Le Dr Sudesh Kumar Gungadin : «Pravin Kanakiah était déjà mort lorsque son corps est tombé à l’eau»

26 février 2025

Le chef du département médico-légal de la police quittant le tribunal de Souillac après son audition devant la magistrate Ameerah Dhunnoo. Photo : Jean Marie Gangaram  

Le rapport d’autopsie du Dr Sudesh Kumar Gungadin sur Pravin Kanakiah a été décortiqué dans les moindres détails au tribunal de Souillac où le Directeur des poursuites publiques a initié une enquête judiciaire pour faire la lumière sur les circonstances troublantes entourant le décès du fonctionnaire.
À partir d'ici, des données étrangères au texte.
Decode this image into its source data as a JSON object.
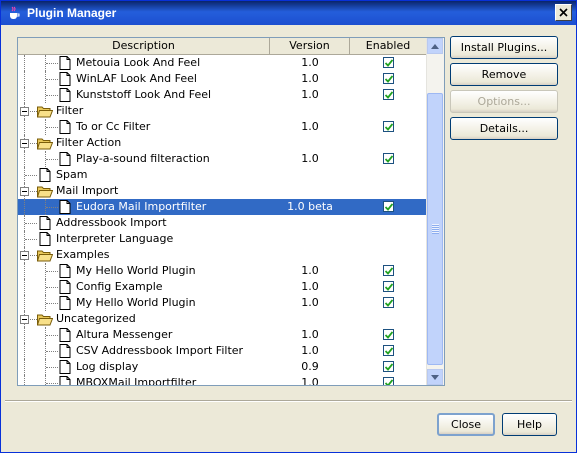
{
  "window": {
    "title": "Plugin Manager"
  },
  "table": {
    "columns": [
      "Description",
      "Version",
      "Enabled"
    ],
    "rows": [
      {
        "label": "Metouia Look And Feel",
        "version": "1.0",
        "enabled": true,
        "level": 2,
        "kind": "leaf",
        "selected": false
      },
      {
        "label": "WinLAF Look And Feel",
        "version": "1.0",
        "enabled": true,
        "level": 2,
        "kind": "leaf",
        "selected": false
      },
      {
        "label": "Kunststoff Look And Feel",
        "version": "1.0",
        "enabled": true,
        "level": 2,
        "kind": "leaf",
        "selected": false
      },
      {
        "label": "Filter",
        "version": "",
        "enabled": null,
        "level": 1,
        "kind": "folder",
        "selected": false
      },
      {
        "label": "To or Cc Filter",
        "version": "1.0",
        "enabled": true,
        "level": 2,
        "kind": "leaf",
        "selected": false
      },
      {
        "label": "Filter Action",
        "version": "",
        "enabled": null,
        "level": 1,
        "kind": "folder",
        "selected": false
      },
      {
        "label": "Play-a-sound filteraction",
        "version": "1.0",
        "enabled": true,
        "level": 2,
        "kind": "leaf",
        "selected": false
      },
      {
        "label": "Spam",
        "version": "",
        "enabled": null,
        "level": 1,
        "kind": "doc",
        "selected": false
      },
      {
        "label": "Mail Import",
        "version": "",
        "enabled": null,
        "level": 1,
        "kind": "folder",
        "selected": false
      },
      {
        "label": "Eudora Mail Importfilter",
        "version": "1.0 beta",
        "enabled": true,
        "level": 2,
        "kind": "leaf",
        "selected": true
      },
      {
        "label": "Addressbook Import",
        "version": "",
        "enabled": null,
        "level": 1,
        "kind": "doc",
        "selected": false
      },
      {
        "label": "Interpreter Language",
        "version": "",
        "enabled": null,
        "level": 1,
        "kind": "doc",
        "selected": false
      },
      {
        "label": "Examples",
        "version": "",
        "enabled": null,
        "level": 1,
        "kind": "folder",
        "selected": false
      },
      {
        "label": "My Hello World Plugin",
        "version": "1.0",
        "enabled": true,
        "level": 2,
        "kind": "leaf",
        "selected": false
      },
      {
        "label": "Config Example",
        "version": "1.0",
        "enabled": true,
        "level": 2,
        "kind": "leaf",
        "selected": false
      },
      {
        "label": "My Hello World Plugin",
        "version": "1.0",
        "enabled": true,
        "level": 2,
        "kind": "leaf",
        "selected": false
      },
      {
        "label": "Uncategorized",
        "version": "",
        "enabled": null,
        "level": 1,
        "kind": "folder",
        "selected": false
      },
      {
        "label": "Altura Messenger",
        "version": "1.0",
        "enabled": true,
        "level": 2,
        "kind": "leaf",
        "selected": false
      },
      {
        "label": "CSV Addressbook Import Filter",
        "version": "1.0",
        "enabled": true,
        "level": 2,
        "kind": "leaf",
        "selected": false
      },
      {
        "label": "Log display",
        "version": "0.9",
        "enabled": true,
        "level": 2,
        "kind": "leaf",
        "selected": false
      },
      {
        "label": "MBOXMail Importfilter",
        "version": "1.0",
        "enabled": true,
        "level": 2,
        "kind": "leaf",
        "selected": false
      }
    ]
  },
  "buttons": {
    "install": "Install Plugins...",
    "remove": "Remove",
    "options": "Options...",
    "details": "Details...",
    "close": "Close",
    "help": "Help"
  },
  "icons": {
    "app": "java-cup-icon",
    "folder": "folder-open-icon",
    "doc": "document-icon"
  }
}
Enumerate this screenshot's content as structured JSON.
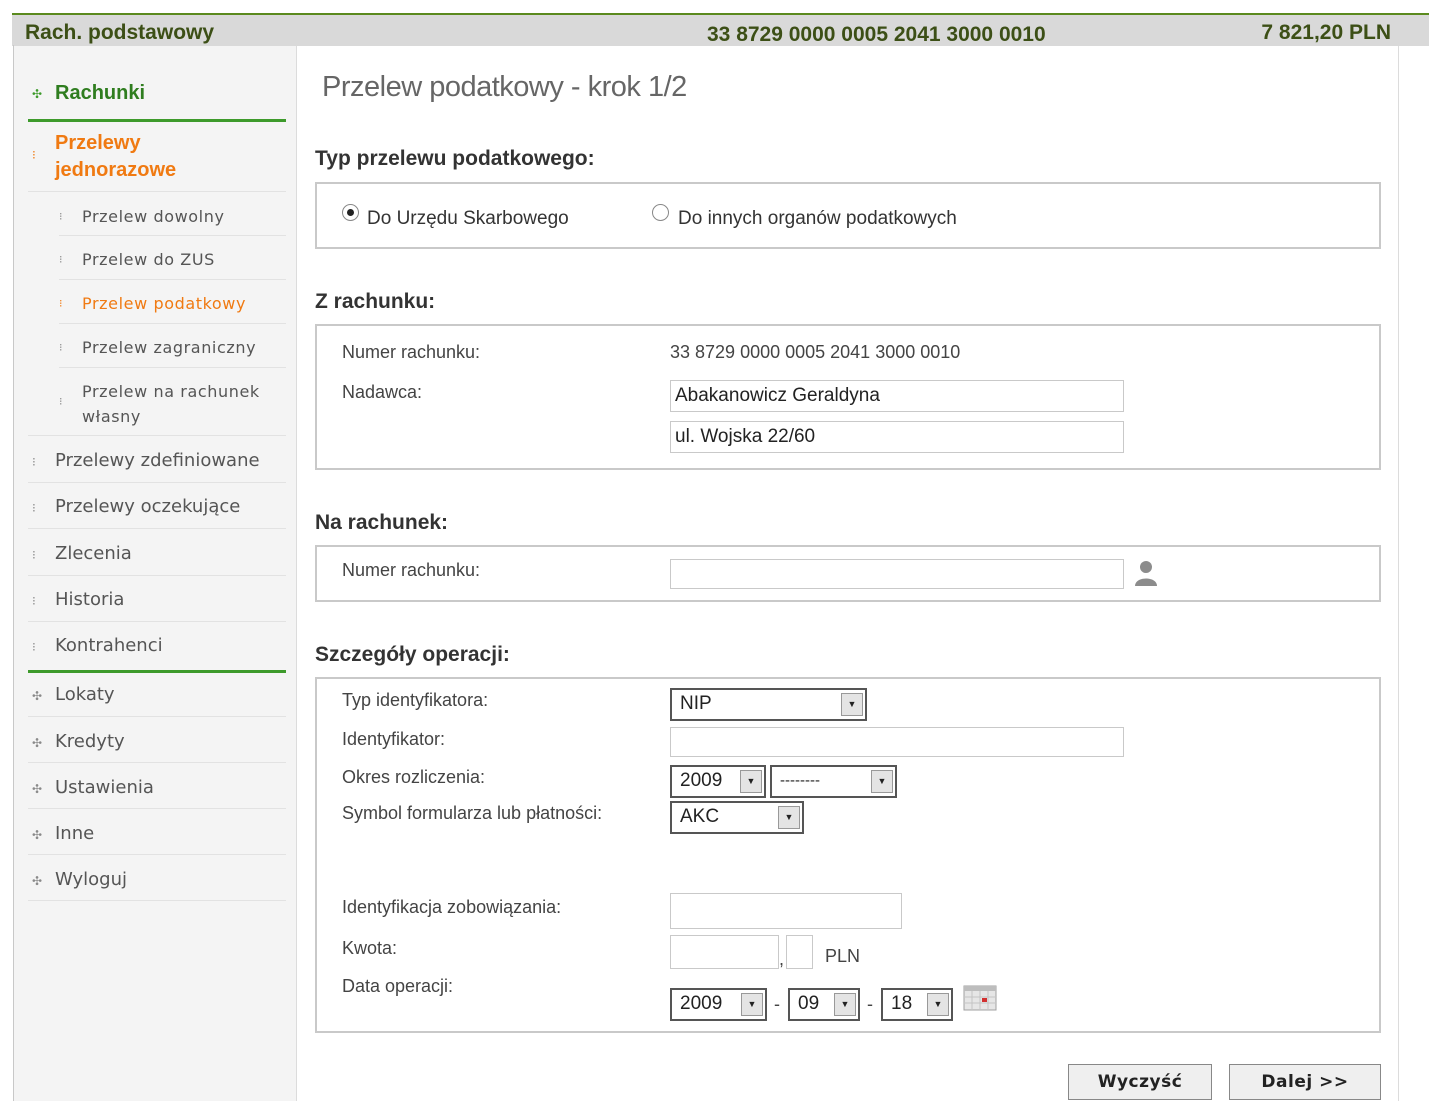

Le Chief Police Medical Officer a évoqué deux thèses après la découverte du cadavre de l’habitant de Plaine-Magnien, à la Roche-qui-Pleure, le 11 décembre 2020. La première est que sa tête a pu heurter une surface dure, causant sa mort. La seconde est une possibilité de foul play. Il a expliqué que le défunt est mort après avoir reçu plusieurs coups à la tête avec un objet dur. Il a aussi affirmé que la victime avait déjà rendu l’âme lorsque son corps est tombé à l’eau. Récit.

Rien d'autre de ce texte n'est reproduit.